The Oath Keepers message was part of a wave of ominous forecasts from right-wing vigilantes in recent days. 

“This is the inflection point. This is where the pendulum swings back in the other direction,” Chris Hill, leader of the armed group called Georgia Security Force III%, said in a video last week, referring to the Kenosha shooting. He added, “There’s going to be an escalation in this conflict that we have — that is now, it is here, it is spreading, it is going to get crazy. It’s already crazy, but now there’s a body count.”

Hill saved his pitch for the end. If viewers didn’t join a militia soon, he said, “your country is going to be shattered glass and fucking rubble… But if you are interested, hit me up!” 

Georgia Security Force III% and others recently faced off against some anti-Confederate monument activists at Stone Mountain in Georgia. Fights broke out at the scene and, at one point, both sides had hands on their firearms, feet away from each other. 

Hill’s attempt to recruit off of the unrest is a natural part of leading an armed vigilante group. Jackson recalled that in 2015, after a gunman killed five servicemembers in attacks at a recruiting center and a Naval Reserve center in Chattanooga, Oath Keepers launched an effort that the group called “Operation Protect the Protectors.” It was a form of networking:  Armed citizens, some of whom hadn’t before been affiliated with the Oath Keepers, stood outside of recruiting centers in a show of force. 

Nowadays, the right-wing presence at uprisings across the country serves to “radicalize” potential extremists, said Daryl Johnson, a former domestic terrorism analyst at the Department of Homeland Security

“Now, with the boogaloo movement and with these militias going into these [instances of] civil unrest, it kind of reinforces to them this notion that society is on the brink of a civil war,” he said. “And it serves as a radicalization facilitator, much like a foreign fighter going over to a conflict zone reinforcing their version of the world.”

The armed groups aren’t acting alone. Mainstream conservative media and political figures have created a bogeyman out of antifa and Black Lives Matter — convenient domestic “others” that serve as scapegoats. The President himself on Monday referred to people “on the streets” and “in the dark shadows” that were controlling Joe Biden. Separately, he said vaguely that the departments of Justice and Homeland Security would be “announcing a joint operation center to investigate the violent, left-wing civil unrest.” 
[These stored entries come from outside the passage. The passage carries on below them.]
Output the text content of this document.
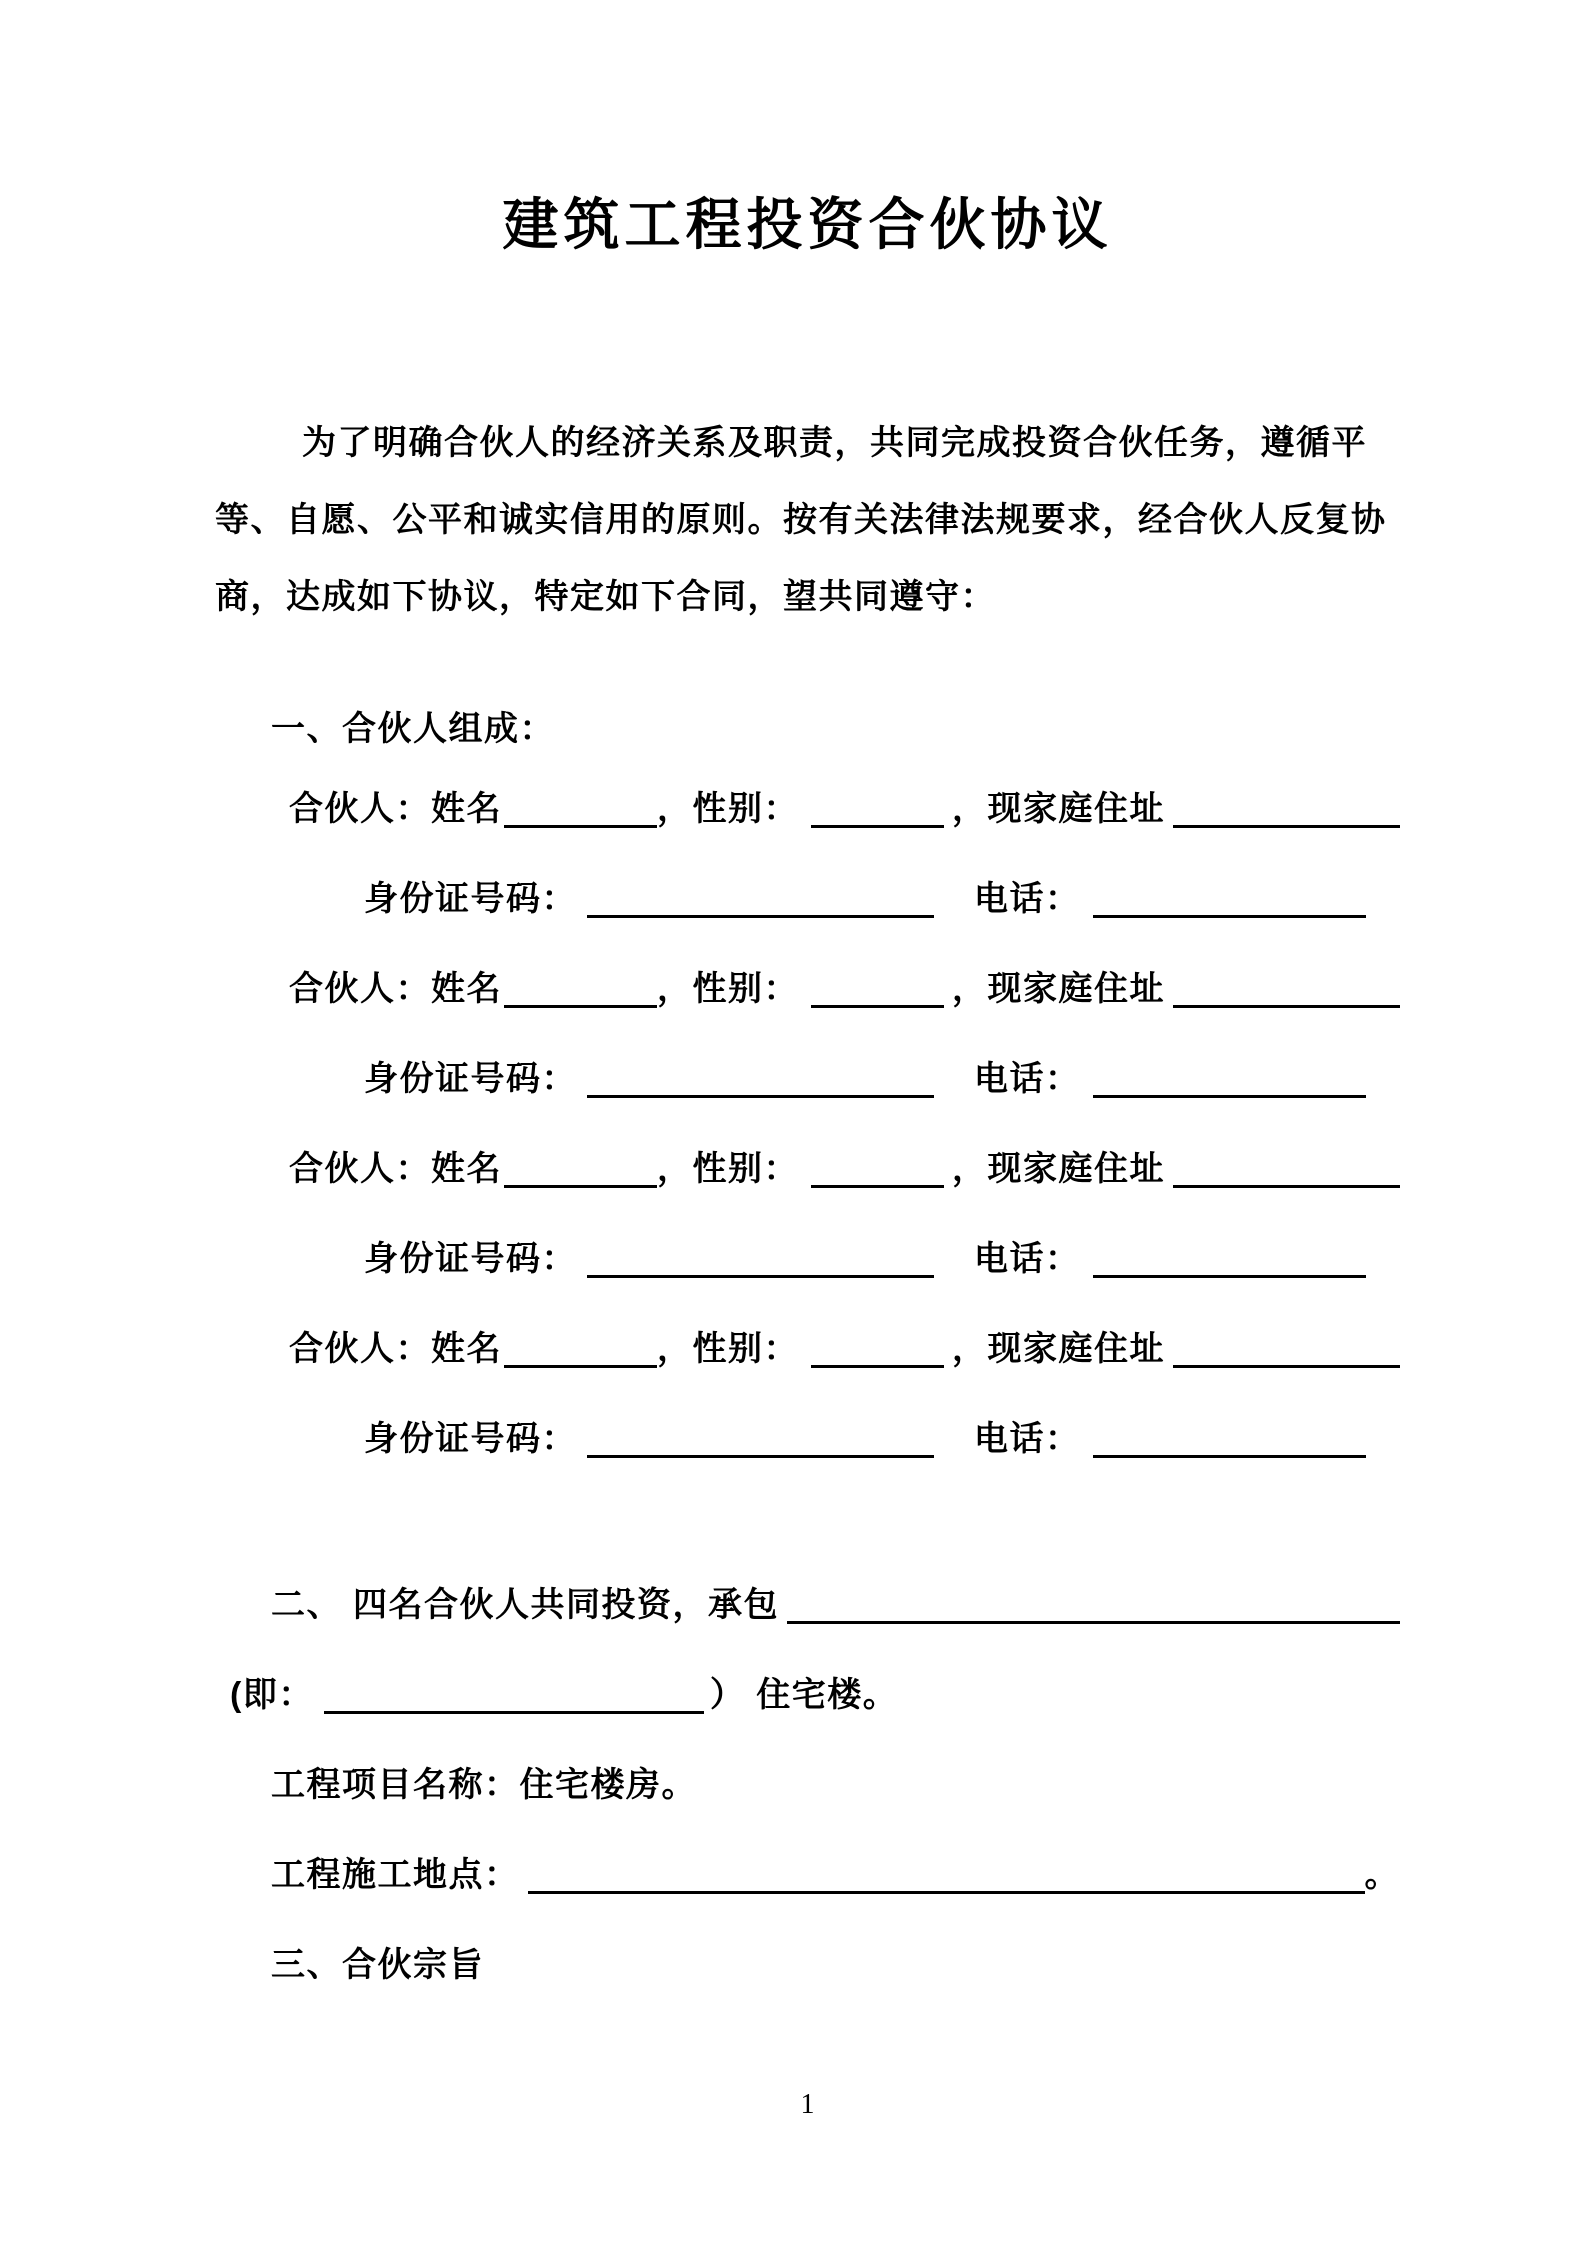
建筑工程投资合伙协议
为了明确合伙人的经济关系及职责，共同完成投资合伙任务，遵循平
等、自愿、公平和诚实信用的原则。按有关法律法规要求，经合伙人反复协
商，达成如下协议，特定如下合同，望共同遵守：
一、合伙人组成：
合伙人：姓名	，性别：	，现家庭住址
身份证号码：	电话：
合伙人：姓名	，性别：	，现家庭住址
身份证号码：	电话：
合伙人：姓名	，性别：	，现家庭住址
身份证号码：	电话：
合伙人：姓名	，性别：	，现家庭住址
身份证号码：	电话：
二、 四名合伙人共同投资，承包
(即：	） 住宅楼。
工程项目名称：住宅楼房。
工程施工地点：	。
三、合伙宗旨
1
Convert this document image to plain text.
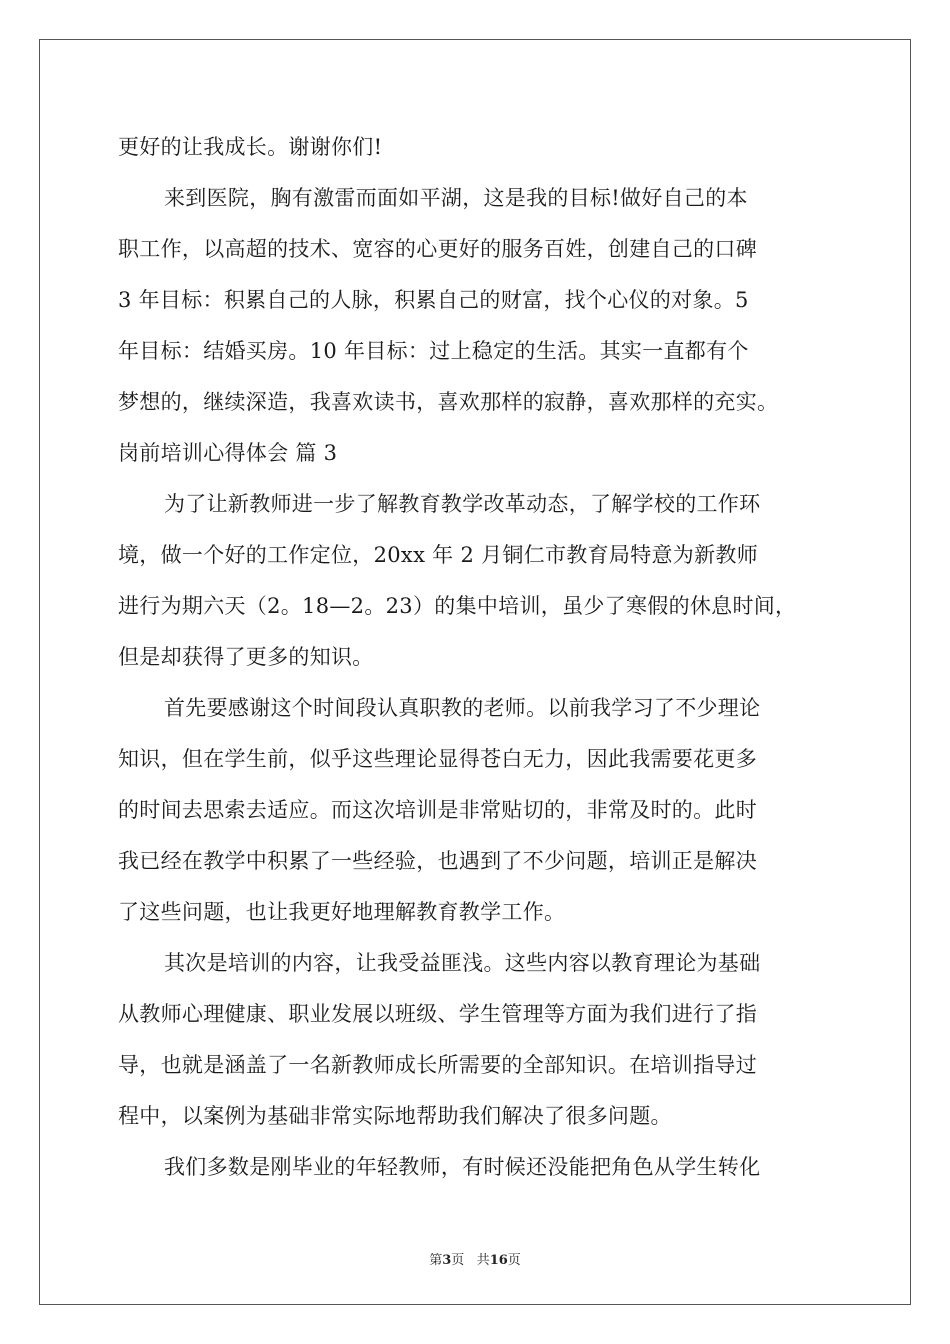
更好的让我成长。谢谢你们!
来到医院，胸有激雷而面如平湖，这是我的目标!做好自己的本
职工作，以高超的技术、宽容的心更好的服务百姓，创建自己的口碑
3 年目标：积累自己的人脉，积累自己的财富，找个心仪的对象。5
年目标：结婚买房。10 年目标：过上稳定的生活。其实一直都有个
梦想的，继续深造，我喜欢读书，喜欢那样的寂静，喜欢那样的充实。
岗前培训心得体会 篇 3
为了让新教师进一步了解教育教学改革动态，了解学校的工作环
境，做一个好的工作定位，20xx 年 2 月铜仁市教育局特意为新教师
进行为期六天（2。18—2。23）的集中培训，虽少了寒假的休息时间，
但是却获得了更多的知识。
首先要感谢这个时间段认真职教的老师。以前我学习了不少理论
知识，但在学生前，似乎这些理论显得苍白无力，因此我需要花更多
的时间去思索去适应。而这次培训是非常贴切的，非常及时的。此时
我已经在教学中积累了一些经验，也遇到了不少问题，培训正是解决
了这些问题，也让我更好地理解教育教学工作。
其次是培训的内容，让我受益匪浅。这些内容以教育理论为基础
从教师心理健康、职业发展以班级、学生管理等方面为我们进行了指
导，也就是涵盖了一名新教师成长所需要的全部知识。在培训指导过
程中，以案例为基础非常实际地帮助我们解决了很多问题。
我们多数是刚毕业的年轻教师，有时候还没能把角色从学生转化
第3页 共16页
Once upon a time, when Barack Obama was president, the Oath Keepers might’ve been up in arms about that sort of assertion of executive power. But things have changed. Stewart Rhodes, asked Monday what he thought Trump should do about America’s supposed new civil war, told the journalist Casey Michel, “he should declare a nationwide insurrection to be in effect and call all of the National Guard units into federal service, under his command, and use them to suppress the insurrection in the streets.” 

A member of Patriot Prayer who claimed to have been with Danielson when he was killed — and whose story Oath Keepers retweeted — was asked a similar question this weekend: What should Trump do? 

“Send troops,” the man said. “Send troops.”

Much of the amped up rhetoric about cresting violence is just projection: The right blames the left for violence to justify its own. 

In recent years, according to a recent report on tactics of the racist “alt-right” published by the Southern Poverty Law Center, “Some members of the radical right realized that, even while claiming to be victims of liberal overreach, they could capitalize on their own violent acts. Video of a dramatic punch could go viral, making heroes out of the movement’s street warriors and recruiting people to the cause.” 

One of the report’s authors, Howard Graves, told TPM that “the far-right has demonstrated that it is willing and able to escalate at a quicker rate, and that’s really where we see the biggest potential for violence.” 

“Their animus for going out into the streets is to directly and physically oppose antifa,” Graves added. “And they see opposing antifa as largely instigating these conflicts.”